DO 12.03.2026 | Netflix
Wie kommt man eigentlich auf die vollkommen bescheuerte Idee, eine Erotikserie „Vladimir“ zu nennen? Nichts ist derzeit unerotischer als der Name „Vladimir“. Da könnte man fast eine Doku erwarten, in der es um einen kriegerischen Diktatator geht.
Dabei ist „Vladimir“ auf Netflix grundsätzlich erst mal sehenswert.
Sie ist Professorin und Schriftstellerin (Rachel Weisz), und sie sinniert über ihren jüngeren, gutaussehenden Kollegen Vladimir (Leo Woodall). Hat er sie gerade änger angesehen? Hat er sie gerade angelächelt? Und diese Berührung, bedeutet sie womöglich mehr?
Und so träumt sich die Professorin durch 6 bis 7 Folgen. Immer wieder verfällt sie in feuchte Träume mit Vladimir – bis im großen Finale irgendwie alles anders kommt, als man denken könnte.
Wie gesagt, die Idee ist durchaus witzig. Eine Frau mittleren Alters schwärmt für einen jungen Typen, der sie scheinbar auch anzumachen scheint. Allerdings stellt sich bald heraus, dass de Idee zwar nett ist, aber viel mehr Ideen irgendwie nicht vorhanden sind. „Vladimir“ fußt auf dieser einen Idee, und das ist dann doch zu wenig.
Zwar gibt es ein Hin und Her – die Professorin führt eine Art offene Ehe, zumindest hat ihr Mann angeblich eine andere Frau.

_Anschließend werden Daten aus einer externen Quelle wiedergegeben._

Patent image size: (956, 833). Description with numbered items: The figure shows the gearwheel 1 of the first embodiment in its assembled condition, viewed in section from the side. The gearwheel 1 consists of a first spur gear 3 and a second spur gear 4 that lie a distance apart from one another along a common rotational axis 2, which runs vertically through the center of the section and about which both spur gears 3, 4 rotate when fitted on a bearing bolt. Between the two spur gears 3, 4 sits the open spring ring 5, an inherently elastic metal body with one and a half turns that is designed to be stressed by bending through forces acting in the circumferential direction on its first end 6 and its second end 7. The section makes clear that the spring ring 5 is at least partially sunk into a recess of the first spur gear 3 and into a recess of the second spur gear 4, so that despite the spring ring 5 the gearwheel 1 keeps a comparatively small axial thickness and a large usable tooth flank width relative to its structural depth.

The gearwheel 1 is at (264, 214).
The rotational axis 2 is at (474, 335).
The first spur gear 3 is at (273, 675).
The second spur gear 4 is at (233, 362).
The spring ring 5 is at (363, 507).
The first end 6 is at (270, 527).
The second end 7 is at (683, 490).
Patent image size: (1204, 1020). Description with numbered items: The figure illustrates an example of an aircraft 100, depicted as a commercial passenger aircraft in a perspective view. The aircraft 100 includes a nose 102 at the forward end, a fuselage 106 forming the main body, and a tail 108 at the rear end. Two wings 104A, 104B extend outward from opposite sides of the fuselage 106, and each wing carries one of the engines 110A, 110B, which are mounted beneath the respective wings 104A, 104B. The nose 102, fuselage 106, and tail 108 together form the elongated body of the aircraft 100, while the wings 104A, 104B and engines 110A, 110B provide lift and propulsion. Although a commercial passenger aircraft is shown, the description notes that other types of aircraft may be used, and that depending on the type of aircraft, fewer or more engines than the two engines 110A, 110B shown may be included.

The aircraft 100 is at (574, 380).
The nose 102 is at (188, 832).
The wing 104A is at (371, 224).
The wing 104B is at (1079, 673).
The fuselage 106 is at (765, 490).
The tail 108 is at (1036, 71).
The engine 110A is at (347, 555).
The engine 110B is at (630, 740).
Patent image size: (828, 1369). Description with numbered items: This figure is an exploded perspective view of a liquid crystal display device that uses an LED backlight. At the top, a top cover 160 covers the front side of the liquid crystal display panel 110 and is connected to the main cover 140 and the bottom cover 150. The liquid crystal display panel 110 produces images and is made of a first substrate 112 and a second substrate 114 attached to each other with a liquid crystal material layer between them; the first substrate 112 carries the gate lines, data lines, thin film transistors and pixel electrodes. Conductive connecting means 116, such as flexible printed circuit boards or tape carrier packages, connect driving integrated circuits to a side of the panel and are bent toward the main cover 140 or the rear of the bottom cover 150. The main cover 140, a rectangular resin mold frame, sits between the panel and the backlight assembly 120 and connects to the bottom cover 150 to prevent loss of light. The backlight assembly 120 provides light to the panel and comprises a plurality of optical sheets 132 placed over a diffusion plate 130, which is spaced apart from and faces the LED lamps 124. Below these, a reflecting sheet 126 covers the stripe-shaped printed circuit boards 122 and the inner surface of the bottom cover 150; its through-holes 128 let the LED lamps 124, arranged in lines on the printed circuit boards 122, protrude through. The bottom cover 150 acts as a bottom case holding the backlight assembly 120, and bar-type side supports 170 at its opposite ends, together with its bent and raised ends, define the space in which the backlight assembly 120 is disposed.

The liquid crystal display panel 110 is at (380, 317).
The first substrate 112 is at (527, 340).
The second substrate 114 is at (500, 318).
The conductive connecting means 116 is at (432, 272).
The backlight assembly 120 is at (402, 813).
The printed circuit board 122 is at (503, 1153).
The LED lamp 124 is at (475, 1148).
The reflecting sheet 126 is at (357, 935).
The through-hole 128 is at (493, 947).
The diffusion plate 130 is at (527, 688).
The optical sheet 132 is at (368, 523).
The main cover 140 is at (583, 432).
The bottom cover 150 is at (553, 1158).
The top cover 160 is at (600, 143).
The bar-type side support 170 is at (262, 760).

Und bei Vlad ist die Ehe wohl auch nicht mehr die beste.
Man muss dann schon sehr lange warten, bis es dann wirklich mal zur Sache geht und klar ist, wohn die Reise geht.
In Deutschland leidet Rachel Weisz, die ihre Rolle gut ausfüllt, leider an einer ziemlich schlechten Synchronstimme – Stimmlage, Intonation, alles schwierig. Leo Woodall muss ja in dieser Serie meist nur gut aussehen, was den Schauspieler ein wenig unterfordert.
So ist „Vladimir“ von außen Hochglanz, bei näherer Betrachtung dann aber doch ein wenig matt.